I am an Applied Scientist at Amazon. I work on the development of Reliable Methods for Smart Home Automation. My research is broadly in the areas of Reliable Tensor Data Analysis, Robust Subspace Learning & Tracking, Deep Learning Model Compression, and Natural Language Processing. Recently, I obtained my PhD in Electrical and Computer Engineering from the Rochester Institute of Technology, Rochester, New York, USA, under the guidance of Dr. Panos P. Markopoulos.

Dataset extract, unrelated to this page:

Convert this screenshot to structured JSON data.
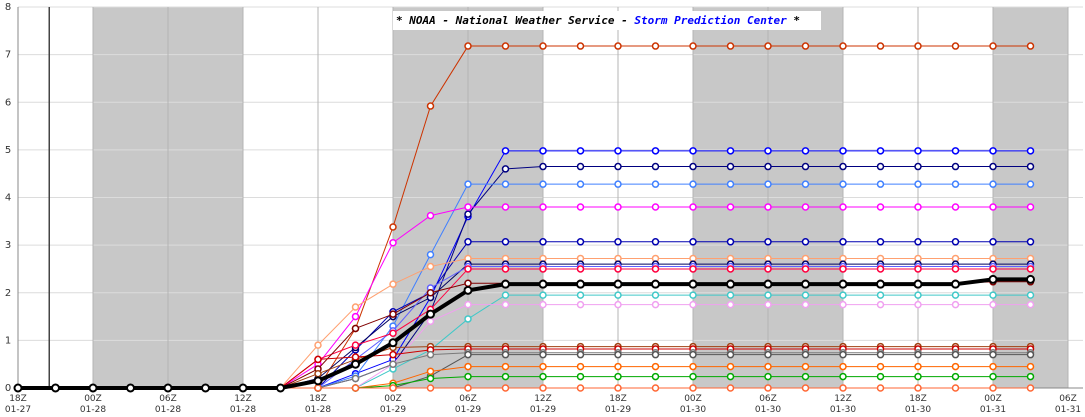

Applied Scientist II, Amazon, August 2022 - Present.
Applied Scientist Intern, Amazon, May 2021 - August 2021. Performed research and developed methods based on Neural Architecture Search (NAS) and Tensor Methods for the development of lightweight CNNs that can be deployed on resource-constrained edge devices.
PhD Research Areas:
Formulation and development of theory and algorithms for Machine Learning and Signal Processing. Tensor processing methods for convolutional neural networks (CNNs ) compression and understanding. Specific areas include:
Outlier-resistant stochastic principal component analysis and adaptive subspace tracking.
Asymptotic understanding of L1-norm principal component analysis (L1-PCA).
Tensor processing for CNN compression, understanding, and better generalization.
Multi-modal data fusion for object detection in aerial imagery using convolutional neural networks.
Tensor based structured data fusion and learning in deep neural networks.